Railway Empire 2: Train Stations and Station Gridirons
In Railway Empire 2, understanding how to optimize your station infrastructure and track layout is essential to a successful rail network. Stations are not merely endpoints; they are complex hubs that must be built, expanded, and effectively utilized to ensure the efficient flow of passengers, mail, and freight.
Train Stations
There’s only one type of station in Railway Empire 2, but you can enhance it by adding tracks and buildings, as well as a station gridiron. The role of a station depends on its location and what extra structures are added:
- City Stations: When built within a city, stations can trade passengers, mail, and freight with the city.
- Rural Stations: Stations positioned near rural businesses in the countryside can transport their products.
- Transfer Stations: These are situated in the middle of nowhere and serve as relay points for passengers, mail, and freight.
A station can be extended to include up to 8 tracks. Initially, only the first track is built, but the station layout shows where additional tracks can be added. Over time, you can easily expand a train station with additional tracks, though each extra track incurs costs.
Station Gridirons
Station gridirons can only be built on parallel tracks right in front of a station. They connect all tracks and allow an arriving train to freely choose its station track. Avoid large station gridirons as they become longer with more tracks, require more space, and cause trains to slow down.

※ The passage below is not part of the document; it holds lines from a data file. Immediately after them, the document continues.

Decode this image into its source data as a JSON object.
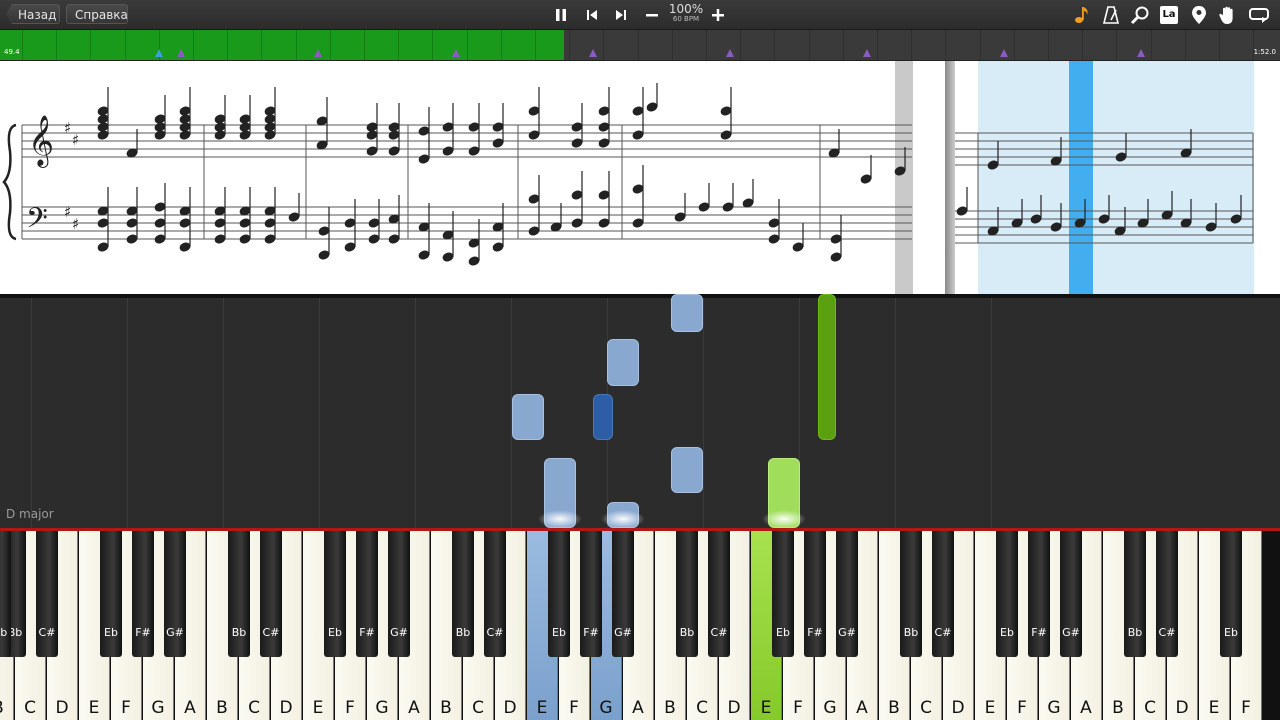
{
  "toolbar": {
    "back_label": "Назад",
    "help_label": "Справка",
    "tempo_percent": "100%",
    "tempo_bpm": "60 BPM",
    "right_icons": [
      "music-note-icon",
      "metronome-icon",
      "magnifier-icon",
      "note-label-icon",
      "location-pin-icon",
      "hand-icon",
      "loop-icon"
    ],
    "note_label_text": "La"
  },
  "timeline": {
    "current_time": "49.4",
    "total_time": "1:52.0",
    "progress_fraction": 0.441
  },
  "roll": {
    "key_signature": "D major"
  },
  "keyboard": {
    "white_keys": [
      "B",
      "C",
      "D",
      "E",
      "F",
      "G",
      "A",
      "B",
      "C",
      "D",
      "E",
      "F",
      "G",
      "A",
      "B",
      "C",
      "D",
      "E",
      "F",
      "G",
      "A",
      "B",
      "C",
      "D",
      "E",
      "F",
      "G",
      "A",
      "B",
      "C",
      "D",
      "E",
      "F",
      "G",
      "A",
      "B",
      "C",
      "D",
      "E",
      "F"
    ],
    "black_keys": [
      "Bb",
      "C#",
      "Eb",
      "F#",
      "G#",
      "Bb",
      "C#",
      "Eb",
      "F#",
      "G#",
      "Bb",
      "C#",
      "Eb",
      "F#",
      "G#",
      "Bb",
      "C#",
      "Eb",
      "F#",
      "G#",
      "Bb",
      "C#",
      "Eb",
      "F#",
      "G#",
      "Bb",
      "C#",
      "Eb",
      "F#",
      "G#",
      "Bb",
      "C#",
      "Eb",
      "F#"
    ],
    "lit_blue_whites": [
      17,
      19
    ],
    "lit_green_whites": [
      24
    ]
  },
  "colors": {
    "progress_green": "#1a9a1a",
    "left_hand_blue": "#88a8d0",
    "right_hand_green": "#9fdd5a",
    "marker_purple": "#8a5cc0",
    "cursor_blue": "#42aef0"
  }
}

Note the difference between station gridirons and normal switches: Trains choose the shortest route at switches, but at a station gridiron, they prioritize the station track that is expected to have the shortest waiting time.
Ideal Construction Scheme
Instead of constructing tracks and sidetracks, build two parallel tracks from station to station and connect them using station gridirons. Define the track direction to create an efficient construction scheme:
This approach enables many trains to operate simultaneously and ensures that any train can reach any station when several stations are connected consecutively. To reduce waiting times at a busy station, it can be useful to expand the two travel tracks to three or four tracks in front of the station.
Remember that a train coming from the left can use any station track and then proceed back to its designated travel track. If the train is to continue to the right, there must be a station gridiron; otherwise, the train might be forced off its assigned travel track.